Vanye looked a second time. It did not look like a priest. He drew in a quick, anxious breath. It had been long since he had found anything of the Church; and there had been so much doubtful he had had to choose on his own: so far he had come, and changed so much—and a priest—

He was starkly afraid to face anything of the Church nowadays: that was the proof that he was damned, and he did not need a priest to threaten him with Hell.

Or to threaten Morgaine, or curse her with curses she would not regard, but which would all the same bring no luck to them.

"We do not need the priest," he muttered. "Send him away."

"I do not know," Chei said in evident consternation. "I do not think—I do not see how . . . my lady—"

"No matter," Morgaine said. Gold flashed in the seam of her cloak. She rested Changeling's cap on the ground, her hands on the quillons of the dragon grip. "If it saves us time, let us be done with this."

Vanye opened his mouth to protest. But it was not that Morgaine did not know the Church. There was nothing he could tell her. There was nothing he knew how to tell her.

He longed—God in Heaven, he longed for someone to tell him he had done right, and that his soul was not so stained as he thought it was, or a gentle priest like those in Baien-an or even old San Romen, who would lay hands on him and pray over him and tell him if he did thus and thus he was not damned.

But this priest did not have any gentle look.

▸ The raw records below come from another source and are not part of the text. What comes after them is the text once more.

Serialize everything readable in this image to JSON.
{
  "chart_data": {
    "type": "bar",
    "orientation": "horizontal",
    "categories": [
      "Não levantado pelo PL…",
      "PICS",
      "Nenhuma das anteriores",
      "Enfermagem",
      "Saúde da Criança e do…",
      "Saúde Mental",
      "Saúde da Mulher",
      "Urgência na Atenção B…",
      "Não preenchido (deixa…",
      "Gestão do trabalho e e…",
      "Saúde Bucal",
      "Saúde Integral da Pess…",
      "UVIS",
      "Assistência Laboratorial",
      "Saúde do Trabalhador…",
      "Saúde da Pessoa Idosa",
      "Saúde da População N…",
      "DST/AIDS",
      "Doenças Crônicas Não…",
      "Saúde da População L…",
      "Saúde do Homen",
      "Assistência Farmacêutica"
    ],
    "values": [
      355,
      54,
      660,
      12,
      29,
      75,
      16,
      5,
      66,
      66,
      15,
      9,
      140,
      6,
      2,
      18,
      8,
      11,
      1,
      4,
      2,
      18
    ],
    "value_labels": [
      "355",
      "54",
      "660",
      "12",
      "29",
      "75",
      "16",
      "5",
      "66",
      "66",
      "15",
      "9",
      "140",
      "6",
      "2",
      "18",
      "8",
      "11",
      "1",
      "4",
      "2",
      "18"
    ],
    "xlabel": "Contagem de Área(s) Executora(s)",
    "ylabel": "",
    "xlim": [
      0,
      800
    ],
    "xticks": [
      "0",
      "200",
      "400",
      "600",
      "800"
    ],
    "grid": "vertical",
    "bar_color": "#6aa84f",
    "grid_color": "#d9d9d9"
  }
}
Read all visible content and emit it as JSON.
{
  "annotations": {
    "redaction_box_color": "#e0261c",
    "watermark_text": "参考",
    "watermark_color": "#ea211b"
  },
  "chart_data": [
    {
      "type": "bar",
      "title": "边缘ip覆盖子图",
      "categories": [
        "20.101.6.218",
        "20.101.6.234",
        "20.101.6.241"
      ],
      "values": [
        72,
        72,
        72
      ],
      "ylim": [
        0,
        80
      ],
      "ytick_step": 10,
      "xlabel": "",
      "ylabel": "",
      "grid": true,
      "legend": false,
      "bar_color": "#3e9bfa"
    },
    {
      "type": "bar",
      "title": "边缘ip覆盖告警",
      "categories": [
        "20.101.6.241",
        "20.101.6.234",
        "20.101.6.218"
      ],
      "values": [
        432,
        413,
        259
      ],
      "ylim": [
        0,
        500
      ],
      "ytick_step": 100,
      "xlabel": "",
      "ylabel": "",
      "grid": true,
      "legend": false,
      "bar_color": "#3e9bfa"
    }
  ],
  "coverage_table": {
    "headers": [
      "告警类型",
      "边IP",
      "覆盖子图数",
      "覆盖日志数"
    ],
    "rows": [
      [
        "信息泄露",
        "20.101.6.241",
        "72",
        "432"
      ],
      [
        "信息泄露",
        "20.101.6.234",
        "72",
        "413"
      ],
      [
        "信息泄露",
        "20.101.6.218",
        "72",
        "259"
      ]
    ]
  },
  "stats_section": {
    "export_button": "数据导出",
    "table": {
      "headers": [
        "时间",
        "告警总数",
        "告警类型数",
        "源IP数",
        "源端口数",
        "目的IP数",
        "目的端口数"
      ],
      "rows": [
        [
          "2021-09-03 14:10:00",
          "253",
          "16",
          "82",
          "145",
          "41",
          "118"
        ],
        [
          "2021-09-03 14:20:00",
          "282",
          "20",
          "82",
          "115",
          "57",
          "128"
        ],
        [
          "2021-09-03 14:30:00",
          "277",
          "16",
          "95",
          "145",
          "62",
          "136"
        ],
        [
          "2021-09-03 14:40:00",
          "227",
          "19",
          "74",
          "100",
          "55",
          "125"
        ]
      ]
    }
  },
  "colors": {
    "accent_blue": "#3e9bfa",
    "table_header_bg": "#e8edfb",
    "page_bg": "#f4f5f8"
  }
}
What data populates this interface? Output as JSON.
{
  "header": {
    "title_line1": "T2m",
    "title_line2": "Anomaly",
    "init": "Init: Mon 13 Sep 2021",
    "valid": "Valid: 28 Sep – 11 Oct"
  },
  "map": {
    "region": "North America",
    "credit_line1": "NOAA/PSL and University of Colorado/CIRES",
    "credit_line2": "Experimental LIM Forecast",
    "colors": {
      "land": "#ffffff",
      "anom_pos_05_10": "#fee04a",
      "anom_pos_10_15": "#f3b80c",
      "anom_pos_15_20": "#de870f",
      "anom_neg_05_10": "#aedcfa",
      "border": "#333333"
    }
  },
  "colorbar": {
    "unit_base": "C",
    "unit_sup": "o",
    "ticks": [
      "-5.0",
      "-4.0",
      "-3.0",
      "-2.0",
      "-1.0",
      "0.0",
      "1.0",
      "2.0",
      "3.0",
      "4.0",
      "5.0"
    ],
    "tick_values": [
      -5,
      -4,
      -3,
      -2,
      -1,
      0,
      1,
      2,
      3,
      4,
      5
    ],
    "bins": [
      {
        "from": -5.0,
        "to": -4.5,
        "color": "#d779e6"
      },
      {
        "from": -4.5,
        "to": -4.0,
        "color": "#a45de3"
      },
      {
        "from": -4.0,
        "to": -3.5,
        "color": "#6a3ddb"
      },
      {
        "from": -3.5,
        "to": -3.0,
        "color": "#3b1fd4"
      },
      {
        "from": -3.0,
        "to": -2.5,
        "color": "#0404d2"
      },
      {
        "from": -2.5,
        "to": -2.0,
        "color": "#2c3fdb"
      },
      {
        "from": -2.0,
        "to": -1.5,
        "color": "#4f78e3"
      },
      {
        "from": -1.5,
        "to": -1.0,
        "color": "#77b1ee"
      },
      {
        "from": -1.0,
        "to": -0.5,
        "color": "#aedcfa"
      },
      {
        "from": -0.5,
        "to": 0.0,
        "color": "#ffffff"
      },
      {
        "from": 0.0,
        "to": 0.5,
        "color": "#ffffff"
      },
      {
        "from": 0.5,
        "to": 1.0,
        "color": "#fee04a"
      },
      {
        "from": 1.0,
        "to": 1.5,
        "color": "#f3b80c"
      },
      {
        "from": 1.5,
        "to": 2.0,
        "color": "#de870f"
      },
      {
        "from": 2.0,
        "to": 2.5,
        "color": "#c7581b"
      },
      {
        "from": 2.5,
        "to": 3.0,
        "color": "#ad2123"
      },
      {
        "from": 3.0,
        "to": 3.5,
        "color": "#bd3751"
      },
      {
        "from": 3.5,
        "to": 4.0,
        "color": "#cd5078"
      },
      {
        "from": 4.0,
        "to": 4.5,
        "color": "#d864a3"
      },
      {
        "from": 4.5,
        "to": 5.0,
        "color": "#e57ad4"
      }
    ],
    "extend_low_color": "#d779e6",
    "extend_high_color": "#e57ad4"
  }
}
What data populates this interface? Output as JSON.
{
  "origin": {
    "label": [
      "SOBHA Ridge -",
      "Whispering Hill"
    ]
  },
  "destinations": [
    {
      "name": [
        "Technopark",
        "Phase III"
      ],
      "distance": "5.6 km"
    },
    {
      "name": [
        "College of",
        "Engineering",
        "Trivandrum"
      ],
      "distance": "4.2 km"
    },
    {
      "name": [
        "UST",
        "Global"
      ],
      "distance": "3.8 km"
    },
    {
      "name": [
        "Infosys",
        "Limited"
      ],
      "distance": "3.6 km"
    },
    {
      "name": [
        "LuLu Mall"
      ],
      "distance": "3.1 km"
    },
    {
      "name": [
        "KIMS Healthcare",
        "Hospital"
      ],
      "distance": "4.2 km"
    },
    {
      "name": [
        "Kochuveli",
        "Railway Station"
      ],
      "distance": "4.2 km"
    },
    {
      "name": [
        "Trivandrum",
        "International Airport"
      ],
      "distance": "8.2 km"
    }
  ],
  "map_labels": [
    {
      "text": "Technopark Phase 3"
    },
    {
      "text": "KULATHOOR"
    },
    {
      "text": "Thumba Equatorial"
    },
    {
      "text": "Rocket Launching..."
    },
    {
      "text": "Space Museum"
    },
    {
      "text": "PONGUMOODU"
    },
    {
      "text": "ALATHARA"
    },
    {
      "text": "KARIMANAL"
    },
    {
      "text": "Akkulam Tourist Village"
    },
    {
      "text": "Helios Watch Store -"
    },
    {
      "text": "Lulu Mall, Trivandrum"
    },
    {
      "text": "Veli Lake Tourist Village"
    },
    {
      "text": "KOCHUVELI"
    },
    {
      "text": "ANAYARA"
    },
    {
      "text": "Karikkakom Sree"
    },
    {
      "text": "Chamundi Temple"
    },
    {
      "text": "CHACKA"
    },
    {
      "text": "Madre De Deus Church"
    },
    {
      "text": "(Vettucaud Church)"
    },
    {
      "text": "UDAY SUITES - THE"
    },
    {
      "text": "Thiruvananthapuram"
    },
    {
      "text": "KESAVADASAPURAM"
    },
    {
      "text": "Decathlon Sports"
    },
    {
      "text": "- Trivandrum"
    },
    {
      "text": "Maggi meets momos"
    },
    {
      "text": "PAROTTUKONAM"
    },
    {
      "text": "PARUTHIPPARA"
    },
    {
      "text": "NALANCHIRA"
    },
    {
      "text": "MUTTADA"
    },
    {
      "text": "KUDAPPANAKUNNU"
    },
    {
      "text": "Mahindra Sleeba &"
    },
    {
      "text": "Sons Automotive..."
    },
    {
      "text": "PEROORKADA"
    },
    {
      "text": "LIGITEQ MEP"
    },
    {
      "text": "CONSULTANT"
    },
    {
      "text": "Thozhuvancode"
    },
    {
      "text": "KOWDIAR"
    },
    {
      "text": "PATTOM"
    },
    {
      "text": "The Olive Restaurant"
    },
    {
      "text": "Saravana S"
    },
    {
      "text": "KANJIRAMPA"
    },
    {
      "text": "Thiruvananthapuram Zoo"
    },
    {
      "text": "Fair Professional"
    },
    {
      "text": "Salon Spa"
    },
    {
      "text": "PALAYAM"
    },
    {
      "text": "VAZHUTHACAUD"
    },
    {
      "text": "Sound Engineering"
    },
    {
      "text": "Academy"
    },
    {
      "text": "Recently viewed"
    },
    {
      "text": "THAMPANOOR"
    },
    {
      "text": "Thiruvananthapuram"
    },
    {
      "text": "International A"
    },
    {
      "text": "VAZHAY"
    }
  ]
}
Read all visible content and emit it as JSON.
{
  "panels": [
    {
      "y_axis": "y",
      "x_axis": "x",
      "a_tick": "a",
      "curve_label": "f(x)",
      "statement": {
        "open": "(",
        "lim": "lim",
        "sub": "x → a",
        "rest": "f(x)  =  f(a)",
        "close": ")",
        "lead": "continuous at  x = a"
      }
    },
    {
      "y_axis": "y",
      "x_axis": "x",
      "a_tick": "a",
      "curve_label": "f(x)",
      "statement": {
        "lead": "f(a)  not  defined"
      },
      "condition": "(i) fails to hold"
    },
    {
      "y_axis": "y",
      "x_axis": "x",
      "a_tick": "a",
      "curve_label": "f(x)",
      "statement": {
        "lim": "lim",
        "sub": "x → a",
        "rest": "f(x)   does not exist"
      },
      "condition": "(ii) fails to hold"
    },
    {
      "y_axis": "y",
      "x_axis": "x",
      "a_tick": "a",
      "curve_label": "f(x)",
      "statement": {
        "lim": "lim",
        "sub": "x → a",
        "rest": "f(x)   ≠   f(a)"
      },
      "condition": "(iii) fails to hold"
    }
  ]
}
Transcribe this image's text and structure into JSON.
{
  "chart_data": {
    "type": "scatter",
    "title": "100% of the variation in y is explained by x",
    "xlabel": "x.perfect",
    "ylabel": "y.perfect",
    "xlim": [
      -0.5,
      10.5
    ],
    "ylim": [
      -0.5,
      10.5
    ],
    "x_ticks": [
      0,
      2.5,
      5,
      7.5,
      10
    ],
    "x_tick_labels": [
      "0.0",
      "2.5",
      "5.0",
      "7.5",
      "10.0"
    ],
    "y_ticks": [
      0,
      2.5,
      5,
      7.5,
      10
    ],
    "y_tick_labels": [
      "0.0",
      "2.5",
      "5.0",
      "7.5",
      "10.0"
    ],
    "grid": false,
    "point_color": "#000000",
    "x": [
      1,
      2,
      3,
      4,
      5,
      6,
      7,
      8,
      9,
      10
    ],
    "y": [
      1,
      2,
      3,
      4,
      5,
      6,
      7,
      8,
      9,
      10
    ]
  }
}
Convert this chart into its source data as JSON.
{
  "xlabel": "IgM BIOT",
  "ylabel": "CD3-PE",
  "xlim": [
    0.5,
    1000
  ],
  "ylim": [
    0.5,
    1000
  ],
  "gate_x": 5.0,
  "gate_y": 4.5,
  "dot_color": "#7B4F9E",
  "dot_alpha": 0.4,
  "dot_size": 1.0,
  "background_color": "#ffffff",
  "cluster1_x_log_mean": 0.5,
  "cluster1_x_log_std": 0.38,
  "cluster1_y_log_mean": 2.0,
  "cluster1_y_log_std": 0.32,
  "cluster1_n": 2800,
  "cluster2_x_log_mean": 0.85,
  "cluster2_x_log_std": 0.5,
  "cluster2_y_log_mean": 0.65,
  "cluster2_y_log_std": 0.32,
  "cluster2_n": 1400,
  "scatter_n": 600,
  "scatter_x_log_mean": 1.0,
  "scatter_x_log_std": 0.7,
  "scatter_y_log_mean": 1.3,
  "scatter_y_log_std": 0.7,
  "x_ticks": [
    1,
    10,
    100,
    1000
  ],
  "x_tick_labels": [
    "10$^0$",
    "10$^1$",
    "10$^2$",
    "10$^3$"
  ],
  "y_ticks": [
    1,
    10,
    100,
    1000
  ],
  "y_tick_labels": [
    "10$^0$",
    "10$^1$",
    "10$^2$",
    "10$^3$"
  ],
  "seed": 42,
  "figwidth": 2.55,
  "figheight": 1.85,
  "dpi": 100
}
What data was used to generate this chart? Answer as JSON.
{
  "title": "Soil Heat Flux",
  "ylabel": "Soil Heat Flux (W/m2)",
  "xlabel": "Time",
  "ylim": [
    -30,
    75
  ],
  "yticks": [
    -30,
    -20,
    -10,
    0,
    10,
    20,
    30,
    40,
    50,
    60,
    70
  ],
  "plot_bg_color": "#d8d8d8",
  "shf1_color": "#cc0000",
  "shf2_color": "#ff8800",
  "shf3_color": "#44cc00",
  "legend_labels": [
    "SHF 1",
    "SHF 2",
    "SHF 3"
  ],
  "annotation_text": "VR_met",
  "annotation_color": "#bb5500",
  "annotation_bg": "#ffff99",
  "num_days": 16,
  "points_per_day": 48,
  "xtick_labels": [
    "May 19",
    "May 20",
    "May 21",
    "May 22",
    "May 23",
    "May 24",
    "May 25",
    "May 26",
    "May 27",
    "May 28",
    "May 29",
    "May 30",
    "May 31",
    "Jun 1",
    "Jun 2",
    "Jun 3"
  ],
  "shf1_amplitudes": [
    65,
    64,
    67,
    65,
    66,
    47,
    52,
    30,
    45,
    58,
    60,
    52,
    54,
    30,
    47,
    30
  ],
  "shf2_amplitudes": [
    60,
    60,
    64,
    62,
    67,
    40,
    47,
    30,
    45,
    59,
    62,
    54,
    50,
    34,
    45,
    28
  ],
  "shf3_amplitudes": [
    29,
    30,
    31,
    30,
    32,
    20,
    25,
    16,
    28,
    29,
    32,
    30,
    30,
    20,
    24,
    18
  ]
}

This one was damnation and hellfire, and met them with the uplifted cross of a sword.

"No further," the priest said, and drew a line in the dirt, between them and his lord. "Talk behind that."

Morgaine grounded Changeling just behind that line, the dragon hilt in her hands, and a hell between them that the priest could not in his wildest dreams, imagine.

"Do we talk to this?" she asked scornfully, looking past the priest to Arunden. "Is he lord in this camp? Or are you?"

"My lady," Chei cautioned her, and Bron, who had come halfway between Arunden and his brother, stopped still and looked appalled.

"I will talk with whoever is lord here," Morgaine said. "If it is this man, so be it. His word will bind you. And I will take it for yours."

"If I say talk with the camp scullions, you talk with them!" Arunden snarled.